Max Weber, “Politics as a Vocation”Not all historical eras are alike. There are times when change occurs so slowly that time seems almost frozen, though beneath the surface considerable turbulence and evolution may be silently at work. There are other times when change is so compressed, blaring, and fundamental that it is almost impossible to take its measure.
Such were the rhythms of Soviet history. When Leonid Brezhnev died in November 1982, Soviet history seemed frozen in time, particularly when viewed in light of the massive upheavals that convulsed the Soviet state during its first thirty-five years of existence. A spirit of stability and normalcy had come to settle upon most of Soviet society in the decades following Stalin's rule, even within the complicated sphere of nationality relations.

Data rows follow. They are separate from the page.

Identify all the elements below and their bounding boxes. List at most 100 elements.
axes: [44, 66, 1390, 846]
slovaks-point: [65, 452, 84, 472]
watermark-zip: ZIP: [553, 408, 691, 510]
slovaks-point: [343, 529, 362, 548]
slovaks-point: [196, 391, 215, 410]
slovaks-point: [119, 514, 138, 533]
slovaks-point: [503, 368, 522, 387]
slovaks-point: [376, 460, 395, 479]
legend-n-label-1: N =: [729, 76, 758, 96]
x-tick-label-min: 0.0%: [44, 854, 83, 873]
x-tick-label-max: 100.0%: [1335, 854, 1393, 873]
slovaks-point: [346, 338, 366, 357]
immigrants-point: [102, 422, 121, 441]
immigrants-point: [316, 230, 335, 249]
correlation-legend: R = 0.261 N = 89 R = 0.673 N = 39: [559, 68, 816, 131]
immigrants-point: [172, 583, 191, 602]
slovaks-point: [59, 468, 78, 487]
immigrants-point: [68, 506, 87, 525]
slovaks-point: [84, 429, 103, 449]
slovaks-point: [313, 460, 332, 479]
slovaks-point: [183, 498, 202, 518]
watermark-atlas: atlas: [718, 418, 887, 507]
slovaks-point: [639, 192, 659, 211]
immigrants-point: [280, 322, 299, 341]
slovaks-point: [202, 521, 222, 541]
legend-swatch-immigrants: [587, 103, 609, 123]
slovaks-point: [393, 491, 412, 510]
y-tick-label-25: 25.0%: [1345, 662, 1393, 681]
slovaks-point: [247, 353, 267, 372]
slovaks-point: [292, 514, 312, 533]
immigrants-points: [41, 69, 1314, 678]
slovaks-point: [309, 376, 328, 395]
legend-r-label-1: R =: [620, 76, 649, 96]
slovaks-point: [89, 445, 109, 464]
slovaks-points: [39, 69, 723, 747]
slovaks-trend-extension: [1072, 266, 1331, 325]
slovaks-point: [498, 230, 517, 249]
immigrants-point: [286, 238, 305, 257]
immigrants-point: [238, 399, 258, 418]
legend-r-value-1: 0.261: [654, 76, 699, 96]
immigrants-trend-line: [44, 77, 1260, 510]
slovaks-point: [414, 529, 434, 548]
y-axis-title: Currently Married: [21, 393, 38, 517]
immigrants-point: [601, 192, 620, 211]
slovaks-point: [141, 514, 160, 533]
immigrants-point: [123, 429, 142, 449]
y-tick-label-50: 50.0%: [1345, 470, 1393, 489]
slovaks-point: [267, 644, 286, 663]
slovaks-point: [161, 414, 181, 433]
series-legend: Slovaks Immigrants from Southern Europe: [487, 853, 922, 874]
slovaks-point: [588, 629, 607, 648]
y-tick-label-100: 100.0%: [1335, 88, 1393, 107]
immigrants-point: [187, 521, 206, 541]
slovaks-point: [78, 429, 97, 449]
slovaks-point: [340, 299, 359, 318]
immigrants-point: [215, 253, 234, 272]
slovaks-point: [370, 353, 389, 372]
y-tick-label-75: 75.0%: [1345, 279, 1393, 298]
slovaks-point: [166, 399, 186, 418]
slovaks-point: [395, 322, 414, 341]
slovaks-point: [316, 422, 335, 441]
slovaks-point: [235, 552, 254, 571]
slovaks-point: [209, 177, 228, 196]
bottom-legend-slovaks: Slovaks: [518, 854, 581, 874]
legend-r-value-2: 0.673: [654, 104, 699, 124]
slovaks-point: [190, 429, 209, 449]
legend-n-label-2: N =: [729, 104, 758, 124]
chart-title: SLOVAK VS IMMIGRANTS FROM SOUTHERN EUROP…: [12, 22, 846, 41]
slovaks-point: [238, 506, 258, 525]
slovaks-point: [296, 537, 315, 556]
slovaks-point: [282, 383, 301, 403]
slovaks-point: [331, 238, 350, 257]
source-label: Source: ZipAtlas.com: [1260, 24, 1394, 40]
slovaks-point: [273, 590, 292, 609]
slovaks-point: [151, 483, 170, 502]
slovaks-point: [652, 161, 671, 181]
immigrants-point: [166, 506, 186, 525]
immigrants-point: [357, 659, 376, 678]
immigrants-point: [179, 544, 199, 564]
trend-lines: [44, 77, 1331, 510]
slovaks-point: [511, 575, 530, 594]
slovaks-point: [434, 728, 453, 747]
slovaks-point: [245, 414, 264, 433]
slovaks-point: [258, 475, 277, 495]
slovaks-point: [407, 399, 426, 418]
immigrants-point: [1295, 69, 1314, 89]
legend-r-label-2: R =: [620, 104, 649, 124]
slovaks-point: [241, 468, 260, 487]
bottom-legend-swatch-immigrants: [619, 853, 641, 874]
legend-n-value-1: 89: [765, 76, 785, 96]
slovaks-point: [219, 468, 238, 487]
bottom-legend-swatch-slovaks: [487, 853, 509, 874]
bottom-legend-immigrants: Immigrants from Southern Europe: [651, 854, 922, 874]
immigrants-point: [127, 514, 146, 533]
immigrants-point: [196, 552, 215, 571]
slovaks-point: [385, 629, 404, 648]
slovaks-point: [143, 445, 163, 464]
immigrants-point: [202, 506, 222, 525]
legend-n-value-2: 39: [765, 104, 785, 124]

Then, in late 1986, the unexpected happened: The longstanding rules constraining freedom of expression in the USSR began to unravel. The French Revolution began as neither a national nor a class struggle, but eventually became both. Glasnost' similarly did not begin as a nationalist explosion. It became one. “When perestroika began,” an Estonian sociologist later observed, “neither its chief architects nor the broad public were prepared for the possible rise of national movements.” The first major eruption of nationalism did not take place until almost a year and a half after glasnost' had begun – in February 1988 in Armenia and Azerbaijan – and had nothing to do with the secessionist issues that ultimately pulled apart the Soviet state.